As the name suggests, irreducible error is indeed irreducible, so we try to minimize the reducible error to minimize the MSE.

That is the process of learning $\hat{f}$.

Prediction

The prediction of response given observations is:

$$ \hat{Y} = \hat{f}(X) $$

Specifically, we are interested in getting $\hat{Y}$ upon learning $\hat{f}$. So in prediction, our end goal is not the model itself, but rather the prediction of the response.

Inference

In inference, we are interested in the relationship between the predictors and the response.

Same stuff about learning $\hat{f}$, but compared to prediction, we are more interested in the model itself rather than the prediction value.

Noise / Error

$\epsilon$ or noise is a random variable that captures the variability in the response not explained by true model:

\[Y = f(X) + \epsilon\]

Note the emphasis on true, this means that even if we correctly identify the true model, there still will be some uncertainty in the response.

Take a look at the decomposition \eqref{eq:mse-dec} above again. Because the noise is the source of the irreducible uncertainty,

Noise is also called an irreducible error.

Important assumptions about $\epsilon$:

Random variable $\epsilon$ is independent of $X$ and has a mean of 0.

This becomes critical in certain models and methods.


Parametric / Non-parametric Models

Parametric and Structured Models

One example of parametric and structured model is the linear model.

The parameters are the coefficients of the predictors and the structure is the linear relationship between the predictors and the response.

Parametric models are effective when the true $f$ approximately follows the structure assumed by the model.

Non-parametric Models

Non-parametric models, on the other hand, do not make strong assumptions about the structure of $f$.

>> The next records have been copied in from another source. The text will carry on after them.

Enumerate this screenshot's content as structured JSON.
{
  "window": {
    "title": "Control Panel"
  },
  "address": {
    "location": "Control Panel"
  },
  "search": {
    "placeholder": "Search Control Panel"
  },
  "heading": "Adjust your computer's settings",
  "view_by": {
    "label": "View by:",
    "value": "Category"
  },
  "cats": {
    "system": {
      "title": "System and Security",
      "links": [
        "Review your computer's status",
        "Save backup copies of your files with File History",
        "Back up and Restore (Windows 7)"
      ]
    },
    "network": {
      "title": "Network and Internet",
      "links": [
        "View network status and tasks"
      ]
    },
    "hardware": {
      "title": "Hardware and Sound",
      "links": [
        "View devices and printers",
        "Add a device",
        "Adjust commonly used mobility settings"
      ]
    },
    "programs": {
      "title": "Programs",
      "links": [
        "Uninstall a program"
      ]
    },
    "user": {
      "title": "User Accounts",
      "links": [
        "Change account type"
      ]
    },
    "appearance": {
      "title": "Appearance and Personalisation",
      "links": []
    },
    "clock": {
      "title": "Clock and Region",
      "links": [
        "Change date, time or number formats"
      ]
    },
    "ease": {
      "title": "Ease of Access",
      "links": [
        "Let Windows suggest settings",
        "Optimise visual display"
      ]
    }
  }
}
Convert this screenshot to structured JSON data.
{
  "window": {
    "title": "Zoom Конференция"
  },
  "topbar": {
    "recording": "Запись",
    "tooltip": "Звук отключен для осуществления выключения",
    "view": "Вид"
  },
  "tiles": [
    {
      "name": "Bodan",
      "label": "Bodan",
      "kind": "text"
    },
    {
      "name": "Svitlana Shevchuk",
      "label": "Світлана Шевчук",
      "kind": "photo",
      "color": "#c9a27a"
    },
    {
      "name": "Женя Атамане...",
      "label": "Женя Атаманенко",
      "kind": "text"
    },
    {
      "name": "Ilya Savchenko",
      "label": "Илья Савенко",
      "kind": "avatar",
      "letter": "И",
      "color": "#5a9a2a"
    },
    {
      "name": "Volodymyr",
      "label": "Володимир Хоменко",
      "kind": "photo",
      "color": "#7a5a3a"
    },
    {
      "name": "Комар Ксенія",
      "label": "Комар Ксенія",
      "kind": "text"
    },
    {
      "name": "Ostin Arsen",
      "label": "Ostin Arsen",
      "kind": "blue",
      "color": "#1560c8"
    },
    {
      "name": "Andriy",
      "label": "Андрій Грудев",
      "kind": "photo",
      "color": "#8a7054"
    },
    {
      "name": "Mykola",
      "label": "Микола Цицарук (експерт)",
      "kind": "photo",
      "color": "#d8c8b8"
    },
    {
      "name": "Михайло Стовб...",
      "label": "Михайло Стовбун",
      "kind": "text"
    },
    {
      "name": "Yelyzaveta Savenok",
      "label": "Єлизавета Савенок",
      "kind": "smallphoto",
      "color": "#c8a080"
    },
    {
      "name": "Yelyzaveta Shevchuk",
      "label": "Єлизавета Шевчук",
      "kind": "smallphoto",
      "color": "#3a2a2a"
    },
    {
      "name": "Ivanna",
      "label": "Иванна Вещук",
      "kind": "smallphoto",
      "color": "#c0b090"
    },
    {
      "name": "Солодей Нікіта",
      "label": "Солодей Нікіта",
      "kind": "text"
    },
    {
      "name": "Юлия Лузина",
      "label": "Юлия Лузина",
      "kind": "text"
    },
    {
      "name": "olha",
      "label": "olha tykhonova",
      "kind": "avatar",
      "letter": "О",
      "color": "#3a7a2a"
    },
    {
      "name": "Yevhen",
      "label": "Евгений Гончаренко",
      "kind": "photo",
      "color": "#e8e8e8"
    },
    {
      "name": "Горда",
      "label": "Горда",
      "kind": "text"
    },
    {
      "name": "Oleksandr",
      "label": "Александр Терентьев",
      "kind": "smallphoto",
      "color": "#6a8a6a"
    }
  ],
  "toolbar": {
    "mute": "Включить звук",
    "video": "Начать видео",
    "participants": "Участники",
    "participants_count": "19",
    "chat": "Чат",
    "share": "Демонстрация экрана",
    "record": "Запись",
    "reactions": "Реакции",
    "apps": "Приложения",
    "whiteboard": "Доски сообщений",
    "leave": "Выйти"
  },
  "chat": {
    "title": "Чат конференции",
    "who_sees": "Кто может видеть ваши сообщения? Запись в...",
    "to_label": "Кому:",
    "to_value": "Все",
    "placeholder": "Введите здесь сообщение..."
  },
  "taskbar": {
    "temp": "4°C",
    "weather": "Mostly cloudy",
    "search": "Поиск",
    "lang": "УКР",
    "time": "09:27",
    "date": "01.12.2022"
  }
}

Unlike the parametric models, which carry the risk of completely missing the beat, non-parametric models are generally more flexible and can capture more complex relationships.

However, non-parametric models require more data to estimate the model.

Important Trade-Offs

Parametric models and non-parametric models have different trade-offs and are prone to different types of errors:

  • Interpretability vs Accuracy/Flexibility
  • Underfitting vs Overfitting
  • Efficiency (in terms of data/model size) vs Complexity

Regression / Classification

When the response is quantitative, we call it regression.

When the response is qualitative, we call it classification.

Not exactly, but let’s keep it simple for now.


Supervised / Unsupervised Learning

When there is a given response variable, we call it supervised learning.

  • Regression and classification

When there is no given response variable, we call it unsupervised learning.

  • Clustering

Measuring Goodness of Fit

As discussed above, in regression, the most common way to measure the goodness of fit is the mean squared error (MSE):

\[\text{MSE} = \frac{1}{n} \sum_{i=1}^{n} (y_i - \hat{f}(x_i))^2\]

Training and Testing

We estimate the model by minimizing the MSE over training data, or the training MSE.

However, this measurement is obviously biased towards overfit models.

Therefore, in order to evaluate the model’s performance, we need to introduce another set of observations called testing data, i.e. ones that were not involved in the training process, and calculate the testing MSE.

Goodness of Fit in Classification

While MSE is a common measure for regression, the error rate or the misclassification rate is a common measure for classification.

\[\text{Error Rate} = \frac{1}{n} \sum_{i=1}^{n} I(y_i \neq \hat{f}(x_i))\]

where $I(\cdot)$ is the indicator function that returns 1 if the condition is true.

So out of total $n$, how many were misclassified? That is the error rate.

Just like regression, we estimate the model with training error rate, and evaluate the model with testing error rate.